Held in Wenatchee from Dec. 8-10, farmers had the opportunity to receive training, learn about the latest technology and crowdsource solutions to pressing challenges at WSTFA’s event, also called the Northwest Hort Expo. On day two, Matthew Whiting, a professor of tree fruit horticulture at Washington State University, unpacked 22 years of research that interrogated one question: Can a machine harvest cherries without sacrificing quality?
In short, yes.
“These rudimentary and albeit prototype harvest systems are demonstrating the potential to dramatically improve harvest efficiency,” Whiting said.
After multiple iterations, the latest machine looks like a weed whacker. But rather than a rotating blade on one end, there’s an arm that hooks around branches and vibrates at a frequency optimized to make cherries fall. Called a shaker, it’s accompanied by a retractable net intended to catch fruit before it hits the ground.
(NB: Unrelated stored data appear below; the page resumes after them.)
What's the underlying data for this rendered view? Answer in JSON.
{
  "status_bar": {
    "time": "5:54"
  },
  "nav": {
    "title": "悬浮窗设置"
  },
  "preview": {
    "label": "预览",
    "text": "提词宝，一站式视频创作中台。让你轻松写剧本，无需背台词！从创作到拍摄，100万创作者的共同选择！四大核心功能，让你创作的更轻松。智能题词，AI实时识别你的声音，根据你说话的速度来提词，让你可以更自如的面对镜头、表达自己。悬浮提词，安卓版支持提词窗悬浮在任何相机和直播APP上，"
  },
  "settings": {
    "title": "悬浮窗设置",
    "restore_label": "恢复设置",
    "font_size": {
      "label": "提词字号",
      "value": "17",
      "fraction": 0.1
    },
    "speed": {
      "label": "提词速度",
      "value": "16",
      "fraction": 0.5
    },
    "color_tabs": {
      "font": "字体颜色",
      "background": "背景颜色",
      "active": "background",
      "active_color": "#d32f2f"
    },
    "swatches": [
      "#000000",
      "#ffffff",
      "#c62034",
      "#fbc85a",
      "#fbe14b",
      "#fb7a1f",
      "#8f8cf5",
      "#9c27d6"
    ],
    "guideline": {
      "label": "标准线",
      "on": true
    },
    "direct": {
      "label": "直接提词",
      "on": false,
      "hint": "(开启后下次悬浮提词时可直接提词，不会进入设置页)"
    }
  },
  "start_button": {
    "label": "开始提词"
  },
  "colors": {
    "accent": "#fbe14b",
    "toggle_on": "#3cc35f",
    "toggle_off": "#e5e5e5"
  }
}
While the industry has been grappling with labor shortages for years, Whiting’s presentation came at a particularly apt time. Increasingly dependent on foreign workers, at least one local grower started picking this year without half of his normal workforce, as first reported by Columbia Gorge News. Much of his crew travels up the West Coast following harvests, but large-scale immigration raids targeted farms in California just before Oregon’s season began.
Not an automated system, the shaker requires a pair of hands to function; however, it works at speeds much faster than someone picking cherries individually, mitigating the demand for labor. In one trial, a human picked Coral Champagne and Skeena cherries at a rate of 1.3 and 1.6 pounds per minute, respectively. The shaker, by contrast, harvested 3.9 pounds of Coral Champagne cherries in one minute, and seven pounds of Skeena.
Based on those numbers, it would take one person working eight-hour shifts with the shaker 21 days to harvest 10 tons of Coral Champagne cherries and 12 days for Skeena cherries, whereas picking the same quantity of both varieties by hand would stretch for more than a month, Whiting calculated. Each method also produced a similar amount of bruising, pitting and punctures.
“Combined, we saw about 10% in the hand-harvested fruit and 13.5% from the shake and catch system, which was not statistically significant,” said Whiting. “In other words, if we had done this trial 100 times, it would come up the same.”
One caveat, though, was the proportion of cherries left behind because they were dropped or, more likely, because they never came off the tree. The shaker only captured 68-85% of the total possible yield, but Whiting was confident the difference could be “virtually eliminated” with strategic pruning, as weaker branches aren’t great conduits for vibrations.
Still, some in the audience were skeptical. Because the machine is fairly small and maneuverable, Whiting stressed there’s little need to change canopy architecture or the space between rows. Buyers also tend to perceive cherries with green stems as being higher quality, but the shaker removes all stems during the harvest process.
“The long-term storage of cherries without stems is better than cherries with stems,” Whiting said. “All of our consumer studies over the years have underscored the same point: There’s a willingness, and in many cases, we’ve demonstrated a preference from consumers to purchase cherries that don’t have stems.”